How about another approach - a little different. Are you perhaps afraid of what OTHERS will think of you if you mention God? This is another very big possibility for many. In our scientific, post modern culture, God is some archaic remnant of past, ignorant generations. Let me give an analogy. Although it is perfectly normal now, when I was a child, nearly all women were mothers and 'home-makers'. Then the 'feminist' movement came along, and it became nearly shameful for a woman NOT to have a job or career outside the home. Women who wanted to simply be mothers and home-makers were even shunned to some degree. I even remember walking down the street in downtown Seattle one day and realizing I no longer ever saw women (other than very old women) in skirts or dresses. It was as if all of a sudden, all women were required to wear pants, whereas prior to that you rarely saw women in pants. ( I know this is partly due to styles which come and go, but his was different.) Of course as time went by, it no longer became unacceptable to be a mother only, and many women re-asserted their right to stay at home if they wanted. (And of course, there was the option for dads to stay at home as well.)

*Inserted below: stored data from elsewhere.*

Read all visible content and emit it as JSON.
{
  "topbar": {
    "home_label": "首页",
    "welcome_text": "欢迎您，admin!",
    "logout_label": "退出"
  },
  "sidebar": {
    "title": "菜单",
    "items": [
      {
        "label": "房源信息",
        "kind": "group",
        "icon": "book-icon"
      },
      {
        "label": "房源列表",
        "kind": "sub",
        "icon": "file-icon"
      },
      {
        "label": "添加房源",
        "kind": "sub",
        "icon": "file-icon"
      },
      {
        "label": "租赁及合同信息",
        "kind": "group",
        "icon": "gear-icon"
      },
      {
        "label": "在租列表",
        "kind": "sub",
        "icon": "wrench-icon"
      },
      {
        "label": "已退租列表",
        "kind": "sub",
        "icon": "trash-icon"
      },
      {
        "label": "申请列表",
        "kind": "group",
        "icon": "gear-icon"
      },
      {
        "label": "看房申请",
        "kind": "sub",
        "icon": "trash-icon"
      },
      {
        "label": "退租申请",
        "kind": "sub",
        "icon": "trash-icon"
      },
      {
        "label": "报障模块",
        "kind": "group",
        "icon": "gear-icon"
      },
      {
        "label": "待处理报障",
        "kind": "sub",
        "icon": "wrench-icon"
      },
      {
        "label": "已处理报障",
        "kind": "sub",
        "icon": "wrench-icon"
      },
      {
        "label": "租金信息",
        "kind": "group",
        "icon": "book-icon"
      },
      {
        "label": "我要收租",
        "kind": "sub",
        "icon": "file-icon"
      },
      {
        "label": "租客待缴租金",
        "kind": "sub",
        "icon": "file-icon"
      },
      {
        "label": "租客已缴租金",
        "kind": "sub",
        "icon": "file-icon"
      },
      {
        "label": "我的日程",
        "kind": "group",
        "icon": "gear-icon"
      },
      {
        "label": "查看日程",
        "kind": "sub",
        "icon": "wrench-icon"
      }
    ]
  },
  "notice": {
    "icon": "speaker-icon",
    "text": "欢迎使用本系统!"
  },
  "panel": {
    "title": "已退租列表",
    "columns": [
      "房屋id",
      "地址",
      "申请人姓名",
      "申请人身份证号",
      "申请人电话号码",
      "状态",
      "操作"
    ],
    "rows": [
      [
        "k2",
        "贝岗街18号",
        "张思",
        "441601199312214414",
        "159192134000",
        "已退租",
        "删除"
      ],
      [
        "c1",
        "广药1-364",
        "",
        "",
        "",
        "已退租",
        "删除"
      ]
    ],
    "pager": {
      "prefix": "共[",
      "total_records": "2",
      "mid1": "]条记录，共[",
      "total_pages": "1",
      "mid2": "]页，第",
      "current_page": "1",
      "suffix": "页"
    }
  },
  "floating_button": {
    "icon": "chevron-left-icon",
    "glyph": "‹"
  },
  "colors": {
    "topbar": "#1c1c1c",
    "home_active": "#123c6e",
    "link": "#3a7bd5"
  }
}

So, in this culture, where God tends to be seen as the archaic remnant of a negative, patriarchical, destructive culture, why not choose philosophies which denied God's existence, or at the very least ignores it. And by claiming a belief in, or allegiance to God, you are essentially saying that "I am a completely backwards and ignorant, non-thinking, acceptor of a childish myth!"
Anyway, as I am myself VERY guilty of promoting an advaitic-like philosophy for many years, based on my own direct recognition of an Infinite, and Absolute Self, I never denied the possibility of a Personalized Godhead. In fact, by definition, if God is Everything, God must be both personal and impersonal, infinite and finite. And that in our desire to make the Absolute fit OUR ideas of what it should be, rather than truly delving into the depts of it, we may VERY well throw the baby out with the bathwater. And that is a very 'egoic' thing to do.
So once more, "Does the word God scare you?"